A Reuters/ University of Michigan survey, found that consumer confidence has reached its lowest level in 16 years, as the consumer sentiment index fell to 69.6 as of the middle of February. Down from the 78.4 measured in January 2008. That's the lowest reading since the 68.8 of February 1992.
Most of this is the result of the endless media coverage of lower housing prices, higher energy and food prices, and the continuing speculation on whether there will be a recession.
There were opposite responses to the news, as U.S. economist with High Frequency Economics, Ian Shepherdson said, "This is just horrible. It seems increasingly likely that domestic demand will fall outright; only exports are preventing full recession, for now."

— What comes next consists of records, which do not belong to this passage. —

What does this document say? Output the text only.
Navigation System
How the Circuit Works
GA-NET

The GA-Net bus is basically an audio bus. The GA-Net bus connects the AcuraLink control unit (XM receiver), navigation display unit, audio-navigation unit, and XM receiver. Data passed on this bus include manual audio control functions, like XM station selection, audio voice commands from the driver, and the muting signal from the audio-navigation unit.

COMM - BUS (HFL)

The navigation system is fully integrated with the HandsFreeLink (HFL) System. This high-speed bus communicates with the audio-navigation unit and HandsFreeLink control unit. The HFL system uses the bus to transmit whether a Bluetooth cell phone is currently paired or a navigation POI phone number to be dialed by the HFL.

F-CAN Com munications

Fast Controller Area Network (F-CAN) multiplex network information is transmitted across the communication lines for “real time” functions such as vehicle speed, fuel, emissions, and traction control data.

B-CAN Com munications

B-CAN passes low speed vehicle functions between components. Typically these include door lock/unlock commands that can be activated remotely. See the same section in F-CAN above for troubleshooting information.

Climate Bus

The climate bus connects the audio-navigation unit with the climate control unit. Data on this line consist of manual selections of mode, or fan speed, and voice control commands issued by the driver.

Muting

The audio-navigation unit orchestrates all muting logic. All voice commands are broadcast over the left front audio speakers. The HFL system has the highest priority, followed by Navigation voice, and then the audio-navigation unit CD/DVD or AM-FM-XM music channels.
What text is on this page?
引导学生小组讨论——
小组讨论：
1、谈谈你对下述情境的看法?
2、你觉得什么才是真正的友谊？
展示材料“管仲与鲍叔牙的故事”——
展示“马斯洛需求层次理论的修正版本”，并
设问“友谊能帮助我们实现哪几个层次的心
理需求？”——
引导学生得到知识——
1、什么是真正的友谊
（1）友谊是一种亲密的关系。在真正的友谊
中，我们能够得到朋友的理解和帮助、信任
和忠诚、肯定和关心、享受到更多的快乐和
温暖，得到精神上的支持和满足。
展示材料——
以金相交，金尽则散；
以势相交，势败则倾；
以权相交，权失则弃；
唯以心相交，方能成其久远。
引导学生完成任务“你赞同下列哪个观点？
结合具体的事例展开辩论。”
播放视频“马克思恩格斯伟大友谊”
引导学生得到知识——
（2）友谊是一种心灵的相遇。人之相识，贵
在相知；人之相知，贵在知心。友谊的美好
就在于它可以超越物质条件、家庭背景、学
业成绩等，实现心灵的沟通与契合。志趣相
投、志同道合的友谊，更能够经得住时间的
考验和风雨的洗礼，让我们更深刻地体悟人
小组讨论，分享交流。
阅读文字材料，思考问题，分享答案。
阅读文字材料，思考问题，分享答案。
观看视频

Shepherdson seems to be overresponding to me. To say if people weren't spending money on our exports, there would be a recession, is like saying if people weren't buying, there would be no sales. Of course if people stopped buying things from us it would have an impact. But they are! So that comment is somewhat silly to me.
This is where the drop in value of the U.S. dollar is helping out the economy at this time.
At the same time, Mike Englund, chief economist for Action Economics, had a more balanced view, saying, "We have yet to see whether this new leg downward in confidence in February will take a chunk out of spending." He added that "sales have still largely paralleled income."
In other words, people are pretty much spending their money, although cutting back in certain areas. That's why retail sales surprised everyone by the 0.3 percent growth in January, after declining by 0.4 percent in December. Most of that was related to gasoline, autos and clothing increases, while other retail categories remained flat. People seem to be willing to spend, but they're prioritizing their spending, rather than indiscriminently throwing their money around.
Another finding of the UMich survey was the expectation by consumers that inflation would continue to rise, increasing by 3.7 percent in February, up from the 3.4 percent in January.
All of this means that the practical response to how consumers feel hasn't been decided yet. Consumers are cautious and tightening up on some spending in certain categories, while at the same time willing to spend in other, narrow areas.
It seems they haven't decided which way they're going to go at this time; although we can count on it slowing down. It's a matter of how much, not if they're going to slow their spending.
What President Bush is hoping is the economic stimulus package he signed, will not only give a temporary boost to the economy, but will help change the downward spiral of the confidence consumers have at this time. The confidence level eventually will be reflected in their spending habits. That's probably more important than the temporary push the economic stimulus can only give.